The paper "Training compute-optimal large language models" by DeepMind attempts to understand scaling laws, and in doing so, falsified prior belief that model size mattered the most. This was one of the more scientific studies, and they even tested the hypothesis by training a 70B parameter model with fixed compute budget that outperforms larger models, including Gopher and GPT-3.

Prior to this OpenAI's research concluded that model-size has outsized impact on performance. So, the engineering quest to scale to insanely large models had started.

DeepMind questioned this conclusion. They asked the question: for a given compute budget, what scales optimally: model size or data-size?

They picked several curves (compute budget) ranging from 10^18 FLOPs to 10^21 FLOPs and trained models of various sizes.

💡
Note that for a fixed compute budget, fewer parameters (smaller model) means more dataset must be included. This is often measured in tokens the model has seen, for e.g. GPT series was limited to 300B tokens. Interestingly, many modern LLMs don't even get through a full epoch – they don't even see all the data once.

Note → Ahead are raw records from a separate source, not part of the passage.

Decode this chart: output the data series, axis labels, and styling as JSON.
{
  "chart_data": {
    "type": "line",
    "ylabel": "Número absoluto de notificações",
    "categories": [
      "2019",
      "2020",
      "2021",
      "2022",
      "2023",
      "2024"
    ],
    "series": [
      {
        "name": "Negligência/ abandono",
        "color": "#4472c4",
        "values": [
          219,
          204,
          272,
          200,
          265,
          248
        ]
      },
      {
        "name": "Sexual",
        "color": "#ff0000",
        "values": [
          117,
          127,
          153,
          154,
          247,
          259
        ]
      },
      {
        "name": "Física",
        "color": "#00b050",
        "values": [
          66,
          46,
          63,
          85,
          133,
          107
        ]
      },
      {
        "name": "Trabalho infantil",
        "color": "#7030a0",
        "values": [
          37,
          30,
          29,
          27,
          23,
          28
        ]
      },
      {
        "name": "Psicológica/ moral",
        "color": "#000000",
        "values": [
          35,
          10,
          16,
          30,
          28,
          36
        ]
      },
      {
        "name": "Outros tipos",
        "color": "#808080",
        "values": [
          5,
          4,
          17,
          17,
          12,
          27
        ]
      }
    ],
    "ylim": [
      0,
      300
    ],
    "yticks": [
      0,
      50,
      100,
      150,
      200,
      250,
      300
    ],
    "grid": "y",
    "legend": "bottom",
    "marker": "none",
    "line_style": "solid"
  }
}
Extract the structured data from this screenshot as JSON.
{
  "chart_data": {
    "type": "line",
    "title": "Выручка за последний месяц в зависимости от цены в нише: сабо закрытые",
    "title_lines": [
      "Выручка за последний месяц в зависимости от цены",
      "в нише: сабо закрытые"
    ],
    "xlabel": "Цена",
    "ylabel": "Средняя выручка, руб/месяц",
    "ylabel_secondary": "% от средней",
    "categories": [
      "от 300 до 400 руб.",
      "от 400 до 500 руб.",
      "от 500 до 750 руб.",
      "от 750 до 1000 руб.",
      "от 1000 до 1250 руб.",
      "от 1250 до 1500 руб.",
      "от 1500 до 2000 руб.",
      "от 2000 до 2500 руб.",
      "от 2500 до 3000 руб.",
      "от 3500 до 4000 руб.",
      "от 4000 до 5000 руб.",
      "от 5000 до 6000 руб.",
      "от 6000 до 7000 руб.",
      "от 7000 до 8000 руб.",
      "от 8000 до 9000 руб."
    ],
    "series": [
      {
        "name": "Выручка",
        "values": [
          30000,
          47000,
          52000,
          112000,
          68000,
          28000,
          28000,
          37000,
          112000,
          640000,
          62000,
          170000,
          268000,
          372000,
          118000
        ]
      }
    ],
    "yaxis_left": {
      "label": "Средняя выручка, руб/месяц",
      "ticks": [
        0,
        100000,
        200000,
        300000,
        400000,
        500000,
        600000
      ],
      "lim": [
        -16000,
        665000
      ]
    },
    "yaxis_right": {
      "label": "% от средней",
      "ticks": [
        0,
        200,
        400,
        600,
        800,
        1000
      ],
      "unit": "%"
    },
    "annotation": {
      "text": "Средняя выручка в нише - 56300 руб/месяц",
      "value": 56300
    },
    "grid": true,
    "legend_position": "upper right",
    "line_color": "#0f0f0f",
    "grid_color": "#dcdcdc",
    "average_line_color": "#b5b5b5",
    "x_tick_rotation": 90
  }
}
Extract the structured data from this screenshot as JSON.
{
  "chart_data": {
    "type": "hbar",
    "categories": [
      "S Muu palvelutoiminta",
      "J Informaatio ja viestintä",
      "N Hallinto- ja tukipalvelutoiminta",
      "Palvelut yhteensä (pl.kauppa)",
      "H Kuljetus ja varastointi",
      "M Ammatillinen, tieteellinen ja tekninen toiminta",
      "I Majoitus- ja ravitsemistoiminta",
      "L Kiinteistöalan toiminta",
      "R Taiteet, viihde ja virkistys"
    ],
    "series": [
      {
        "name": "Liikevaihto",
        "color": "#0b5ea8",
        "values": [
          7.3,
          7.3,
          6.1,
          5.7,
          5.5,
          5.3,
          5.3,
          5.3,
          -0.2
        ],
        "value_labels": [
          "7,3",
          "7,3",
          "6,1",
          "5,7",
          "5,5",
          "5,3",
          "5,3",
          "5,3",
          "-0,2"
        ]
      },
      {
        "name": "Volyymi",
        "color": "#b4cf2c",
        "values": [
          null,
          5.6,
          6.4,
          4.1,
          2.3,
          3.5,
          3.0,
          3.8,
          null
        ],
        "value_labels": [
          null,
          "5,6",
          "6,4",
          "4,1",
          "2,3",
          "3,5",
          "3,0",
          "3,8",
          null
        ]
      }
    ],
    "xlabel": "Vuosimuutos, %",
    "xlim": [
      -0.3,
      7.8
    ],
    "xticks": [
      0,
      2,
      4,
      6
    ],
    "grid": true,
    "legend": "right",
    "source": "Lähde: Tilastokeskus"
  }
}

What they learnt was that there is an optimal ratio (the green line below).

Interpretation:
* Each point shows loss for parameter/data-size ratios for a fixed compute budget
* Pick a curve. Lower the loss, the better.
* Pick the lowest point (optimal model)
* On left the model should have been larger.
* On right the, a smaller model with more data would have been better.

To validate this hypothesis they trained a 70B parameter model called Chinchilla using same amount of compute as Gopher. Chinchilla had 1.4 trillion tokens where Gopher only had 300B token training. Just as they predicted, it beats Gopher model on all metrics of MMLU set.

What this means is that most large LLMs were wasting compute on parameters. Here is a chart DeepMind put up to reference optimal size:

We don't know if GPT-4 followed this schedule or not, but it basically concludes that you don't 1T parameters (GPT4's) unless you have a 200x more compute.